Category | Details |
IMF Involvement | A safety budget team from the International Monetary Fund plans to review the FY 2025–26 budget on May 14. IMF endorsement is required for abolishing the income tax surcharge and other tax relief measures. |
Legislative Action on FED | FED on property sale to be abolished via amendments to the Federal Excise Duty Act. 3% FED on first sale for filers and 5% for non-filers applied to all properties post-June 30, 2024. |
Legal and Constitutional Conflicts | The federal government faced legal challenges on property sales, as immovable property is a provincial subject. Many real estate authorities refused to collect the duty, causing negligible revenue collection. |
Deemed Income and Capital Value Taxes | The Task Force proposed to abolish the deemed income tax through the repeal of the Capital Value Tax (CVT) in Islamabad. |
Tax Rationalisation Proposals | Standardise stamp tax rates across provinces.

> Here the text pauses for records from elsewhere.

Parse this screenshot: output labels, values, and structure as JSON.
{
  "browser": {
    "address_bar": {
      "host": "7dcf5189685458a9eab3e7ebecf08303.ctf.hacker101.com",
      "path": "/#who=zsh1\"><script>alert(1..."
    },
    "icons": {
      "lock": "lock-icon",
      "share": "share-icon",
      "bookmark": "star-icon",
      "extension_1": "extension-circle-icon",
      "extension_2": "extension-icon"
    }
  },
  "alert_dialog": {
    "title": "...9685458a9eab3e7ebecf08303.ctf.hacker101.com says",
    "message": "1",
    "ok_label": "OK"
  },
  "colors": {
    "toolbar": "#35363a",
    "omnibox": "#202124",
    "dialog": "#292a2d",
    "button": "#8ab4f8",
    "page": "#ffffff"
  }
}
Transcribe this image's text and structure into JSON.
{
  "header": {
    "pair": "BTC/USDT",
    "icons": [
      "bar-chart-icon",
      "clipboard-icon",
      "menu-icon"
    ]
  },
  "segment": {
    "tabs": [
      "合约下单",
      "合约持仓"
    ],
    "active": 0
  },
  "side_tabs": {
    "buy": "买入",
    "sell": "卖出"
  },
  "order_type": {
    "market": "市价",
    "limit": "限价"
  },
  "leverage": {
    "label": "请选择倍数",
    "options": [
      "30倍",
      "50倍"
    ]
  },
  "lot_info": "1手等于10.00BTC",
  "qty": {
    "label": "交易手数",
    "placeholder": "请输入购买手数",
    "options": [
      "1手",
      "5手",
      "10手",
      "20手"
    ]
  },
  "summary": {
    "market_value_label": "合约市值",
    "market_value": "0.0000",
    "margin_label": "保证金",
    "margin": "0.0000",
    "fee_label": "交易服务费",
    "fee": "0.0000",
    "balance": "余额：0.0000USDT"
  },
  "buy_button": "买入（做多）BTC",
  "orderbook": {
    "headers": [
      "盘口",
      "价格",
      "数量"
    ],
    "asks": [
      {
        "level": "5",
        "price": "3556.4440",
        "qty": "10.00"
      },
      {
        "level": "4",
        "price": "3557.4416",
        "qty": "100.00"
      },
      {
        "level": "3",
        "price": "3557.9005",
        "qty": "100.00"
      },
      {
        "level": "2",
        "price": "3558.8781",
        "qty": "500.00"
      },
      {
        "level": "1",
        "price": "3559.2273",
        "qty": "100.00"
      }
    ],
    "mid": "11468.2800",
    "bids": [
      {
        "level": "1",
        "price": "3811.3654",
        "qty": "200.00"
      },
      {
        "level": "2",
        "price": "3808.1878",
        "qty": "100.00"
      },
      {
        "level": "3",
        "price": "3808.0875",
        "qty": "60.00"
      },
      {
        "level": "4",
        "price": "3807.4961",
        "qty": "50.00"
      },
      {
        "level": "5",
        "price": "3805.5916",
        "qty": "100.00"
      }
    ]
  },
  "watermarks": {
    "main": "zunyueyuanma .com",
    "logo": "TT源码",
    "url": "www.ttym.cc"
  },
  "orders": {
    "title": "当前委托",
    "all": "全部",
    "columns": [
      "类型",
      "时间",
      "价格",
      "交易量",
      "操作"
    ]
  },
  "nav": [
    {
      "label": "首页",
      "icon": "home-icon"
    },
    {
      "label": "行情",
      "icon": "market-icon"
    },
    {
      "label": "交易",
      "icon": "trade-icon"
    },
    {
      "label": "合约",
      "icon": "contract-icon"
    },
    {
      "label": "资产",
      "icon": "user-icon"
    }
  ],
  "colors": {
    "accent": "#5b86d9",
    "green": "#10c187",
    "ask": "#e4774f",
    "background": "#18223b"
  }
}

Revise property valuations every 3 years. Reintroduce slab-based Capital Gains Tax (CGT). Transaction tax exemptions proposed for low-cost housing, government plots, and first-time homebuyers. |
Construction Industry Relief | Suggestion to reduce input costs by rationalising taxes on construction materials. |
Monetary Policy | A single-digit policy rate reduction recommendation is made. It received a denial from both the State Bank and the International Monetary Fund. |
Real Estate Market Performance | The government collected Rs108 billion in withholding taxes in H1 FY24. It is Rs17 billion (18%) more than the same period last year. |
Category | Details |
Farmhouse Tax | Rs. 500,000 on 2,000–4,000 sq. yard plots |
Rs. 1,000,000 on plots over 4,000 sq. yards (Islamabad only) | |
Residential Home Tax | Rs. 1,000,000 on homes sized 1,000–2,000 sq. yards |
Rs. 1,500,000 on homes over 2,000 sq. yards | |
Stamp Duty | Property value is 4% (Applicable in Islamabad) |
Income Tax Surcharge | 10% additional tax on individuals earning above Rs. 10 million annually |
Company | Shares Traded | Price per Share |
Cnergyico PK | 35,607,758 | Rs8.51 |
Bank of Punjab Ltd. | 25,483,545 | Rs11.11 |
Fauji Foods Ltd. | 25,268,499 | Rs15.91 |
Category | Company | Change | Closing Price |
Highest Gain | Unilever Pakistan Foods | +Rs273.35 | Rs22,967.97 |
PIA Holding Company Ltd. | +Rs148.85 | Rs1,753.61 | |
Biggest Loss | Hoechst Pakistan Ltd. | -Rs45.05 | Rs3,194.95 |
Philip Morris Pakistan Ltd. | -Rs43.60 | Rs1,132.27 |
The market position of Eastern Housing Lahore improved substantially after the government cut the 3% FED on real estate transactions and revitalised the real estate sector. Eastern Housing offers an ideal investment location, having received strategic planning through modern urban development approaches. The perfect growth conditions for Eastern Housing Lahore are fostered by improved investor confidence, combined with reduced transaction costs and rising demand resulting from more affordable prices.
The investment opportunities offer safety, combined with legal stability and advanced infrastructure, along with competitive prices supported by clear and transparent legal terms. Consequently, it establishes a protected platform for families to live alongside business opportunities. It is an exceptional option for investors seeking to capitalise on Pakistan’s recovering real estate market.
Abolishing the FED on property sales marks a crucial advancement in boosting Pakistan’s real estate market, as it removes excessive taxation burdens. The termination of the FED on property sales will trigger a revival of investor confidence, thus enabling more efficient real estate deal processing. The government chose to eliminate the FED on property sales as part of its effort to create a normalised tax system for the real estate market while making it sustainable in the long run.
The FED’s intervention in property sales acted as a significant obstacle to the real estate sector’s expansion in Pakistan. Still, its elimination now creates essential conditions for improved conditions in property investment markets. The government demonstrates its commitment to alleviating investors’ financial burdens by introducing new tax relief measures that reduce construction expenses and offer exemptions from the first-time homebuyer transaction fee. The elimination of FED on property sales brings positive news to both investors and the real estate industry, which enables advancement and stability throughout Pakistan’s real estate market.